Harry is so wrong in so many ways it is hard to count them. First, Harry is self-contradictory. He says we are in a recovery but the economy rejected austerity and brinksmanship, apparently by declining.

Harry seems to think that more Keynesian spending would make the country better off, when everyone knows government merely takes money from productive citizens and spends it, doing nothing to create wealth or jobs. It simply moves the money from one person to another.

Dan Mitchell at Cato Institute explains that the GDP only measures how we spend our income. “Sort of like assessing the status of your household finances by adding together how much you spend on everything from mortgage and groceries to your cable bill and your tab at the local pub,” he says.

It makes more sense to judge your wellbeing by measuring your income.

The Wall Street Journal points out that most of the decline in GDP came from falling business inventories and less government spending — such as a 22.2 percent defense spending cut.

The editorial states:

“The government spending decline deserves a word because the Keynesians are using it to call for more ‘stimulus.’ The national income accounts include a Keynesian bias that equates higher government spending with growth, no matter how wasteful the spending.

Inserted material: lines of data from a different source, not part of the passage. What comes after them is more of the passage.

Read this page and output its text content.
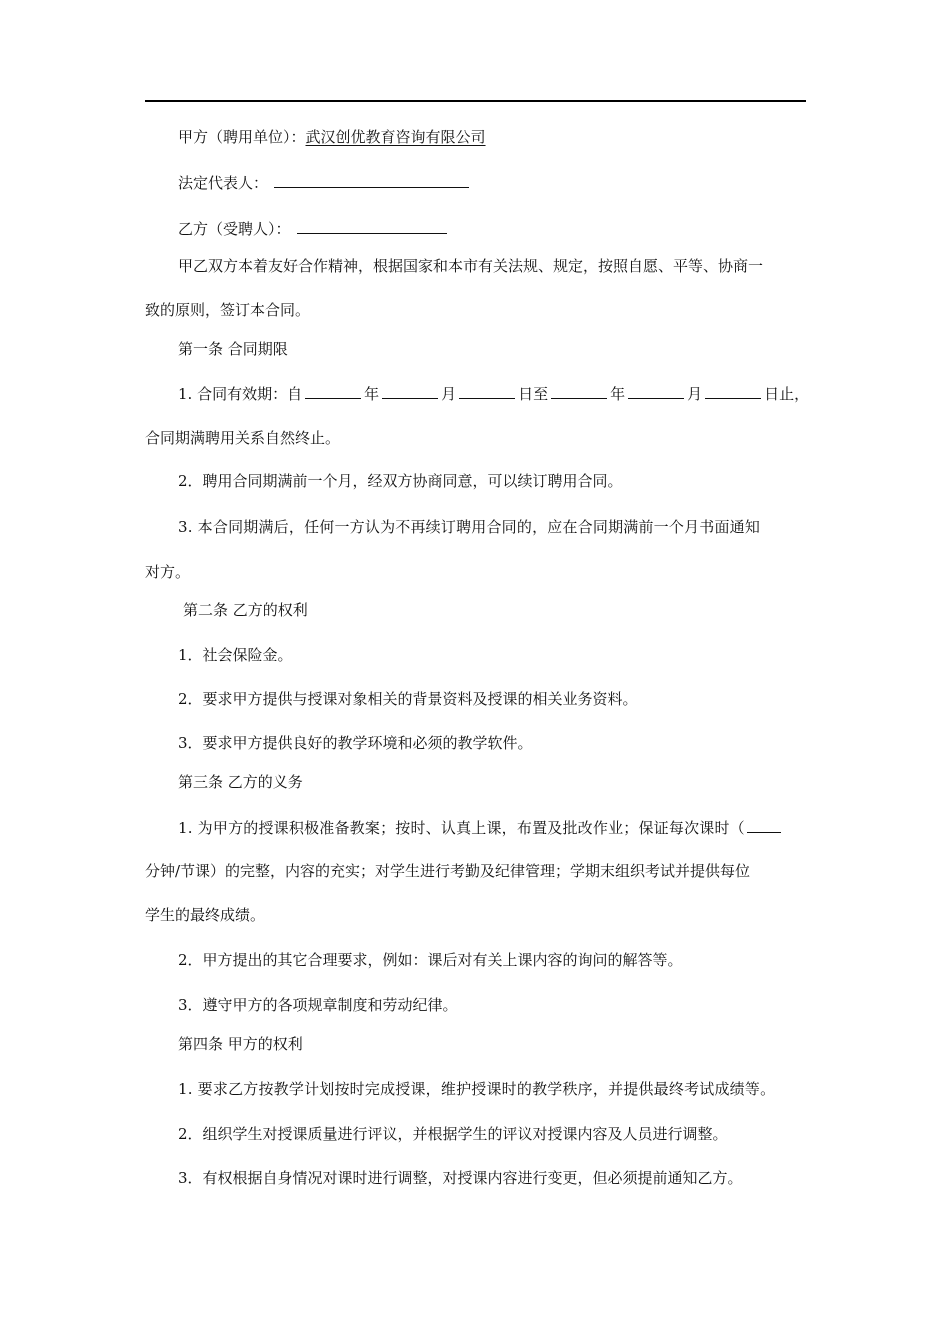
甲方（聘用单位）：武汉创优教育咨询有限公司
法定代表人：
乙方（受聘人）：
甲乙双方本着友好合作精神，根据国家和本市有关法规、规定，按照自愿、平等、协商一
致的原则，签订本合同。
第一条 合同期限
1. 合同有效期：自	年	月	日至	年	月	日止，
合同期满聘用关系自然终止。
2．聘用合同期满前一个月，经双方协商同意，可以续订聘用合同。
3. 本合同期满后，任何一方认为不再续订聘用合同的，应在合同期满前一个月书面通知
对方。
第二条 乙方的权利
1．社会保险金。
2．要求甲方提供与授课对象相关的背景资料及授课的相关业务资料。
3．要求甲方提供良好的教学环境和必须的教学软件。
第三条 乙方的义务
1. 为甲方的授课积极准备教案；按时、认真上课，布置及批改作业；保证每次课时（
分钟/节课）的完整，内容的充实；对学生进行考勤及纪律管理；学期末组织考试并提供每位
学生的最终成绩。
2．甲方提出的其它合理要求，例如：课后对有关上课内容的询问的解答等。
3．遵守甲方的各项规章制度和劳动纪律。
第四条 甲方的权利
1. 要求乙方按教学计划按时完成授课，维护授课时的教学秩序，并提供最终考试成绩等。
2．组织学生对授课质量进行评议，并根据学生的评议对授课内容及人员进行调整。
3．有权根据自身情况对课时进行调整，对授课内容进行变更，但必须提前通知乙方。
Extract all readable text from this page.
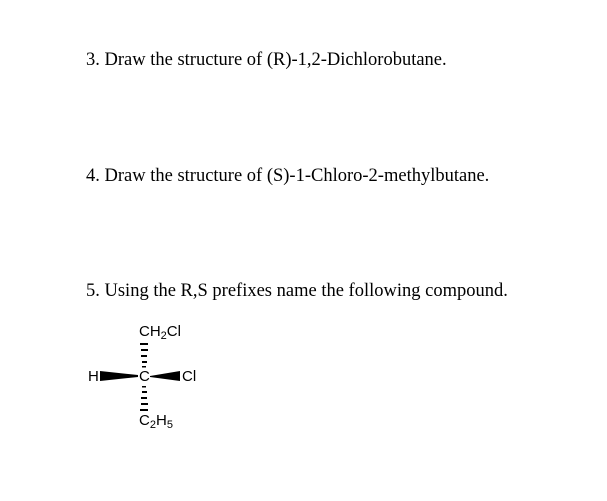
3. Draw the structure of (R)-1,2-Dichlorobutane.
4. Draw the structure of (S)-1-Chloro-2-methylbutane.
5. Using the R,S prefixes name the following compound.
$CH_2Cl$
H	C Cl
$C_2H_5$
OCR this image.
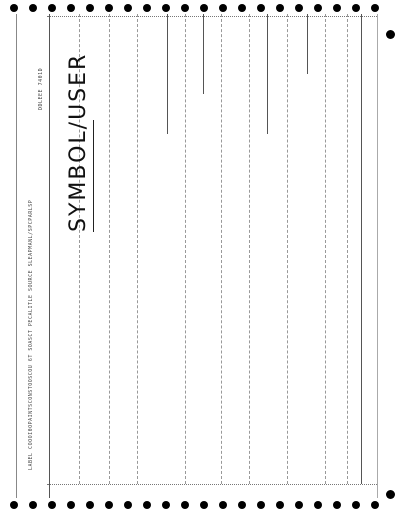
LABEL COOOI0OPAINTSCONSTOOSCOU 6T SOASCT PECALITLE SOURCE SLEAPMANL/SPCPARLSP
DDLEEE 7401D SYMBOL/USER
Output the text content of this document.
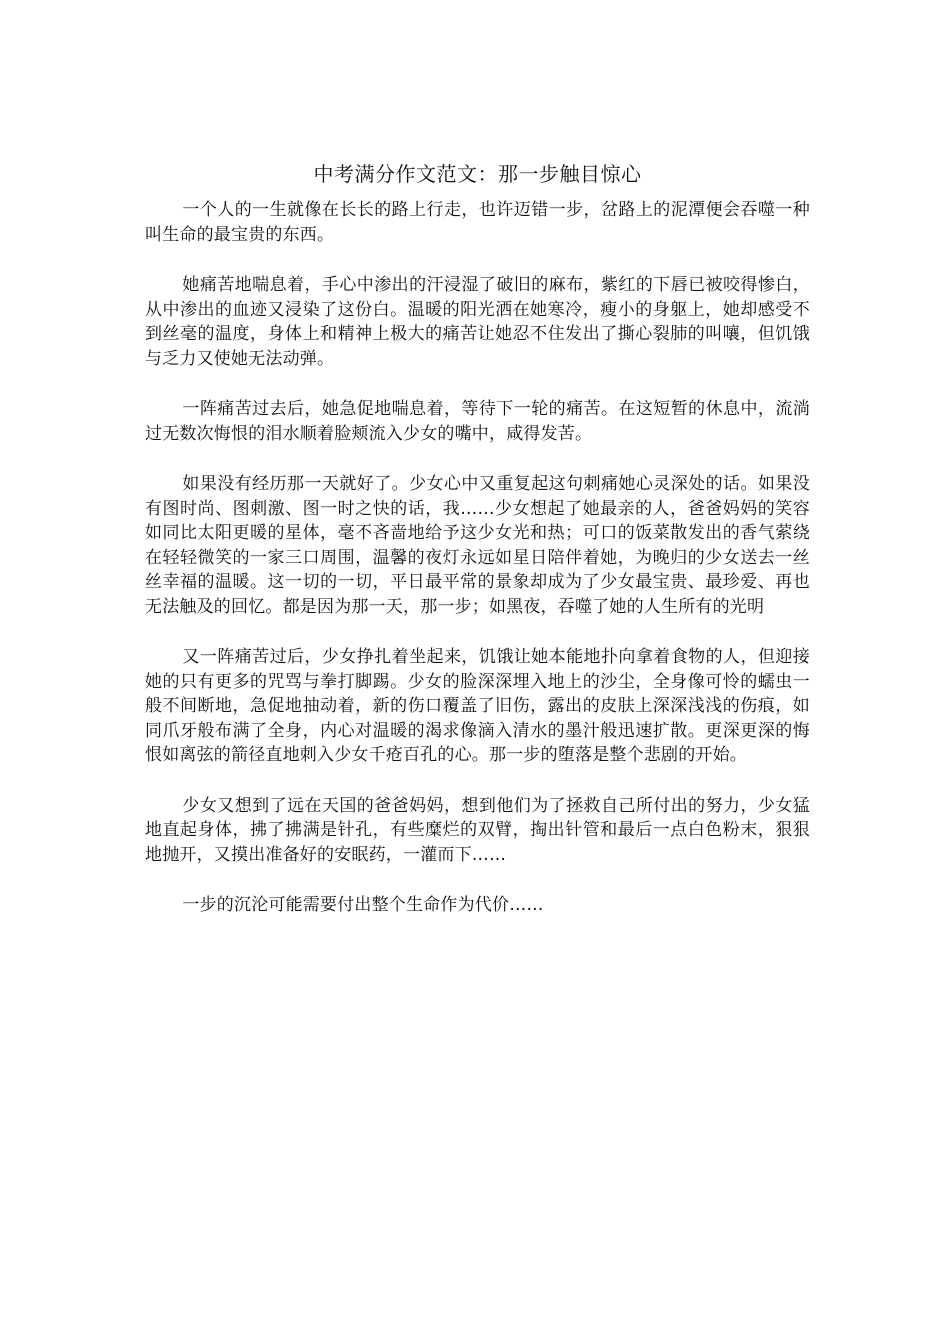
中考满分作文范文：那一步触目惊心

一个人的一生就像在长长的路上行走，也许迈错一步，岔路上的泥潭便会吞噬一种叫生命的最宝贵的东西。

她痛苦地喘息着，手心中渗出的汗浸湿了破旧的麻布，紫红的下唇已被咬得惨白，从中渗出的血迹又浸染了这份白。温暖的阳光洒在她寒冷，瘦小的身躯上，她却感受不到丝毫的温度，身体上和精神上极大的痛苦让她忍不住发出了撕心裂肺的叫嚷，但饥饿与乏力又使她无法动弹。

一阵痛苦过去后，她急促地喘息着，等待下一轮的痛苦。在这短暂的休息中，流淌过无数次悔恨的泪水顺着脸颊流入少女的嘴中，咸得发苦。

如果没有经历那一天就好了。少女心中又重复起这句刺痛她心灵深处的话。如果没有图时尚、图刺激、图一时之快的话，我……少女想起了她最亲的人，爸爸妈妈的笑容如同比太阳更暖的星体，毫不吝啬地给予这少女光和热；可口的饭菜散发出的香气萦绕在轻轻微笑的一家三口周围，温馨的夜灯永远如星日陪伴着她，为晚归的少女送去一丝丝幸福的温暖。这一切的一切，平日最平常的景象却成为了少女最宝贵、最珍爱、再也无法触及的回忆。都是因为那一天，那一步；如黑夜，吞噬了她的人生所有的光明

又一阵痛苦过后，少女挣扎着坐起来，饥饿让她本能地扑向拿着食物的人，但迎接她的只有更多的咒骂与拳打脚踢。少女的脸深深埋入地上的沙尘，全身像可怜的蠕虫一般不间断地，急促地抽动着，新的伤口覆盖了旧伤，露出的皮肤上深深浅浅的伤痕，如同爪牙般布满了全身，内心对温暖的渴求像滴入清水的墨汁般迅速扩散。更深更深的悔恨如离弦的箭径直地刺入少女千疮百孔的心。那一步的堕落是整个悲剧的开始。

少女又想到了远在天国的爸爸妈妈，想到他们为了拯救自己所付出的努力，少女猛地直起身体，拂了拂满是针孔，有些糜烂的双臂，掏出针管和最后一点白色粉末，狠狠地抛开，又摸出准备好的安眠药，一灌而下……

一步的沉沦可能需要付出整个生命作为代价……
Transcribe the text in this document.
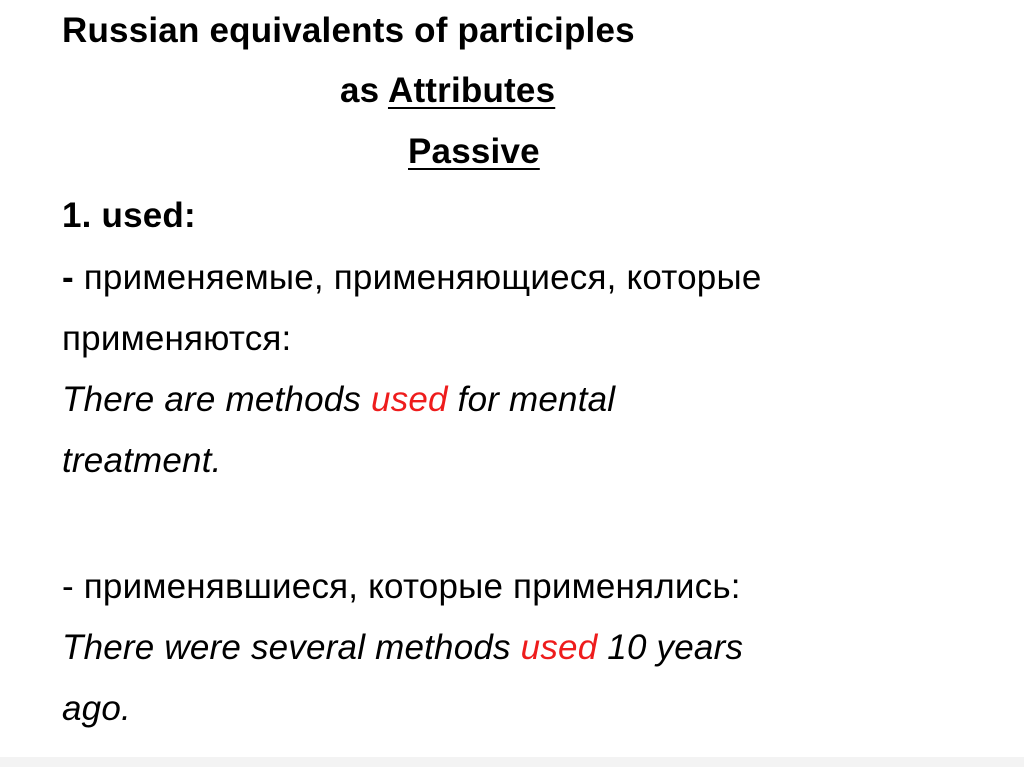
Russian equivalents of participles
as Attributes
Passive
1. used:
- применяемые, применяющиеся, которые
применяются:
There are methods used for mental
treatment.
- применявшиеся, которые применялись:
There were several methods used 10 years
ago.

Thus the spending blitz of 2009-2010 gave a fillip to GDP, though not a sustainable one. The Keynesians now decry the very spending cliff they created.

“The real story is that the Keynesians promised that the stimulus would kick-start the economy to a higher growth plane. It hasn’t. Growth has sputtered in each of the last three years, and for all of 2012 was only 2.2%. That’s barely above 1.8% in 2011, which was below 2.4% in 2010. The biggest loser in all of this should be the notion that temporary bursts of government spending can produce durable economic expansions.”

Happy Harry remains a die-hard Keynesian and no amount of evidence will shake his stance.

10 comments on “Been down so long it looks like up to him?: Harry says the nation is in a recovery

  1. Steve says:

    Give a man a fish and he eats for a day, teach a man to fish and he eats for a lifetime. But teach a man to grow fish and stock rivers and he can feed a whole community.

    Its ok to give the guy a fish, but once that fish is gone the guy better know how fish for his next one. And it would absolutely great if Money were like fish then we could grow them and never have to worry where they come from.

  2. nyp10025 says:

    You actually think the economy is not in a recovery mode. That is remarkable.
    Looks like the Dow Jones Industrial Average disagrees with you.

    PS: Daniel Mitchell’s suggestion that GDP doesn[t equal GDI is completely idiotic, and illustrates, yet again the fallacy of analogising governmental budgeting to a single-family household.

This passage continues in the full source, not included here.